Chronic activation of protein kinase Bβ/Akt2 leads to multinucleation and cell fusion in human epithelial kidney cells: events associated with tumorigenesis

Abstract

Most cancers arise from the stepwise accumulation of genetic changes. There is also evidence for defects in the machinery and checkpoints for maintenance of normal diploid chromosome complements, resulting in genetic instability that helps fuel the accumulation of mutations that contribute to the development of cancer. The proto-oncogene protein kinase B (PKB/Akt), and its regulators including phosphatidylinositol 3' kinase and PTEN, has been shown to play critical roles in the regulation of multiple cellular functions such as transcription, cell survival, cell cycle progression, angiogenesis and cell motility--all of which are important to the malignant process. Here, we report the use of a membrane targeted PKBbeta, the activation of which is under the control of a 4-hydroxy-Tamoxifen-responsive estrogen-receptor (ER) ligand binding domain.
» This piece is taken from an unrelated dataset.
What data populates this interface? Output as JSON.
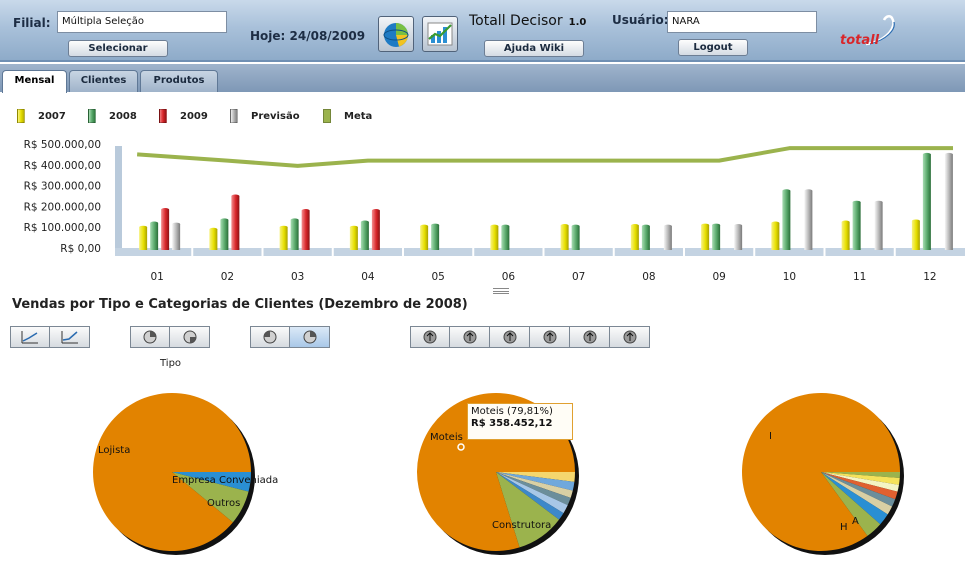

Induction of PKBbeta-ER activity in human kidney epithelial cells (HEK293) resulted in changes in cellular growth, size, and in the appearance of aneuploid cells. Over time, in a PKBbeta-dependent manner, cells also underwent extensive multinucleation caused due to a combination of both endomitosis and cell fusion. These findings suggest that chronic activation of PKBbeta may contribute to genetic instability and autophagy, properties commonly found in tumor cells.